In the context of a full debate in Parliament on Canada’s Foreign and Defence priorities, which the government has so far chosen not to invite, or the majority opposition has chosen not to demand, the role of the Reserves should be an integral part.

Before getting out of the way so you can begin your important work, allow me to recount an event that took place last year in Brussels.

On May 18th, 2009, a monument was unveiled commemorating the 60th anniversary of the Interallied Confederation of Reserve Officers (CIOR). NATO Secretary General Jaap de Hoop Sheffer stated at the unveiling: “Your dedication and commitment as reservists make your countries’ armed forces more effective. And this, in turn, makes NATO more successful.” The monument is a steel silhouette of a soldier in front of a plate, symbolizing the military/civilian nature of reservists.
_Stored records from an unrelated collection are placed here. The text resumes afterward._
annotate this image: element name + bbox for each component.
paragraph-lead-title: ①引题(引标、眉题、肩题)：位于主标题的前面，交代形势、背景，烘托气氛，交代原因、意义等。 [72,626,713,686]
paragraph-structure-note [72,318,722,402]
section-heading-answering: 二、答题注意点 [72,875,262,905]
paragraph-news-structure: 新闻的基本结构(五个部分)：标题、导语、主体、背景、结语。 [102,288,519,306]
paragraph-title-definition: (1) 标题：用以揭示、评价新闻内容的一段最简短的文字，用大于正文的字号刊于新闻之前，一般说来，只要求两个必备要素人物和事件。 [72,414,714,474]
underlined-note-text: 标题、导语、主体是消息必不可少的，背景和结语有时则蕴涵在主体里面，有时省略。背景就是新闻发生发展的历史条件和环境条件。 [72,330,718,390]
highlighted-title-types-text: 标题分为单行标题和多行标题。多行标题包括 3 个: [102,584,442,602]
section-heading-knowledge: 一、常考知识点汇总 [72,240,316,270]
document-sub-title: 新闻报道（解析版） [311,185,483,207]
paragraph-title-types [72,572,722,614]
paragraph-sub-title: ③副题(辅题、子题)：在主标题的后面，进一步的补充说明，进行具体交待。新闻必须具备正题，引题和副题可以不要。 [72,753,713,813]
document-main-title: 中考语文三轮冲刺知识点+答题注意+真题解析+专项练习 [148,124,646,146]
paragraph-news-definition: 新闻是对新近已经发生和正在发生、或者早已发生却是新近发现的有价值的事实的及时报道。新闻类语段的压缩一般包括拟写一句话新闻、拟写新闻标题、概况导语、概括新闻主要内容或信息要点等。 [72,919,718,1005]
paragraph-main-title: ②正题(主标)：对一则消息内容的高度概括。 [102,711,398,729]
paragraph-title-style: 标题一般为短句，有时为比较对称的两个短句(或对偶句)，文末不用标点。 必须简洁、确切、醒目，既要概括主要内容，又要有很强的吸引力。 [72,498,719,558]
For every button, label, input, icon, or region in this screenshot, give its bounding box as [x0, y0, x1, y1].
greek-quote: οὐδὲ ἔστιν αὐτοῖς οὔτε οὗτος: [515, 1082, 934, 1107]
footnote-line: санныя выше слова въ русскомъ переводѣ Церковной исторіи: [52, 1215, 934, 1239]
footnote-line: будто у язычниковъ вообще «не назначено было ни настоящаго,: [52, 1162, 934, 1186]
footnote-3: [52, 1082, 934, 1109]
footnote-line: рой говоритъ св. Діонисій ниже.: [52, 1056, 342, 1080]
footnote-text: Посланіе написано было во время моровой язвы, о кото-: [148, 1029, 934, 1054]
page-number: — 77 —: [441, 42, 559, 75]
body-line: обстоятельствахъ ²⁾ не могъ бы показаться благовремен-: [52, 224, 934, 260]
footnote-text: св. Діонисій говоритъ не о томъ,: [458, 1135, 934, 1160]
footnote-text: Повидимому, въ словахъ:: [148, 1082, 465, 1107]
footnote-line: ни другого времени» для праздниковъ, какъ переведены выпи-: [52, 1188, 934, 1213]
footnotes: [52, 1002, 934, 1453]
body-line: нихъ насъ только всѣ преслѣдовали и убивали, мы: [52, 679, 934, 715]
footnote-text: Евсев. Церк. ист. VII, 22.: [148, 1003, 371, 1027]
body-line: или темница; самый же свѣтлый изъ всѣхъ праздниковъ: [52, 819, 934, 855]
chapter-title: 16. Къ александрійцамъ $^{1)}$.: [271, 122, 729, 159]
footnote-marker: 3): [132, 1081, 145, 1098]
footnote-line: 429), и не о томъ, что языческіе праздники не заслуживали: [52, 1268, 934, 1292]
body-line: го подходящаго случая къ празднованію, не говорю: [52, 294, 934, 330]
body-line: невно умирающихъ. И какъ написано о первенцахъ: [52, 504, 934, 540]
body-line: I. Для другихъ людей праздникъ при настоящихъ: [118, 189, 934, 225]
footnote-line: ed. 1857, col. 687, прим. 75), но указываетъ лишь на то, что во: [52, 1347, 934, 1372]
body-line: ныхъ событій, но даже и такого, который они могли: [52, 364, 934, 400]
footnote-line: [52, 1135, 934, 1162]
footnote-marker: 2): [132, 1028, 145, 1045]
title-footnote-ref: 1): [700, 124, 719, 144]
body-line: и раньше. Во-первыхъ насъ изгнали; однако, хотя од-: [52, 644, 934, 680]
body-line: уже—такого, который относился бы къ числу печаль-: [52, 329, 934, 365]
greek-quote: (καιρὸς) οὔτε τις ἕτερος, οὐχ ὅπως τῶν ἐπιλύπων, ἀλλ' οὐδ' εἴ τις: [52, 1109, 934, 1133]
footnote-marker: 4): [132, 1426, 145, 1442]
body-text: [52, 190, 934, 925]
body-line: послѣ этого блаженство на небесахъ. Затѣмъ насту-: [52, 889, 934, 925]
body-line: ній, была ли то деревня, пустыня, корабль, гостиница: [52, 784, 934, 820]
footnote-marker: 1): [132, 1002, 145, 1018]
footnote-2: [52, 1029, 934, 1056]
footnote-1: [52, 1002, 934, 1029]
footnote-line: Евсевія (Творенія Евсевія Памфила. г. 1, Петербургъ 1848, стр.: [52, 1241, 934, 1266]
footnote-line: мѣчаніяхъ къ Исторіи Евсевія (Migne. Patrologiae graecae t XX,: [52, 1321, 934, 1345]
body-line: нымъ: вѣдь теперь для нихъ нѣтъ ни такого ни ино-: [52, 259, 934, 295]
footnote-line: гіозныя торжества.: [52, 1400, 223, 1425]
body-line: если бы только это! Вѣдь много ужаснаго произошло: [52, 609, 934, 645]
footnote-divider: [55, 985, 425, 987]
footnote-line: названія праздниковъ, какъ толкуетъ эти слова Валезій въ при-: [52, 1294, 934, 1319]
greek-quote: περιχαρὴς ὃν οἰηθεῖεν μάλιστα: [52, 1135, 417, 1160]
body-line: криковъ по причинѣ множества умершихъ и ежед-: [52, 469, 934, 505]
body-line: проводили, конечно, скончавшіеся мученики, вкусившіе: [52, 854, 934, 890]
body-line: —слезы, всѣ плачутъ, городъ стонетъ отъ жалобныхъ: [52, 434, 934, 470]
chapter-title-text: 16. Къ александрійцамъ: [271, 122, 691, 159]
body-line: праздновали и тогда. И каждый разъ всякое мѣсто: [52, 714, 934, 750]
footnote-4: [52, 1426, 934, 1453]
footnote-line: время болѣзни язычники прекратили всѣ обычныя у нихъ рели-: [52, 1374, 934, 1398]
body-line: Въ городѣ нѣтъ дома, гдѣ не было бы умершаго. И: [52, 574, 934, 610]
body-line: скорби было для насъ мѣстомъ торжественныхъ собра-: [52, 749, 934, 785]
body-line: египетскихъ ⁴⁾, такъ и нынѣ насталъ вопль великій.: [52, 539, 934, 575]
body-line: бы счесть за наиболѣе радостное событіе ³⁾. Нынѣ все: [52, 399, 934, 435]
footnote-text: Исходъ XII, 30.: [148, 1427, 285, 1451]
It is the only monument of its kind at NATO Headquarters. And because of its strategic reach and reserve capacity, among other attributes, helped transition a thermal nuclear totalitarian threat to a new Eastern Europe and less nuclear threatened world vitally in Canada’s interest.

The Reserves are not a “wouldn’t it be nice” option. They are fundamental to being ready for any unexpected event and having the capacity to ramp up in some reasonable period. That is why they are called Reserves.

The time for reservations about how they must expand is upon us. The time for full engagement is long passed. The time for a coherent plan with accompanying action has arrived.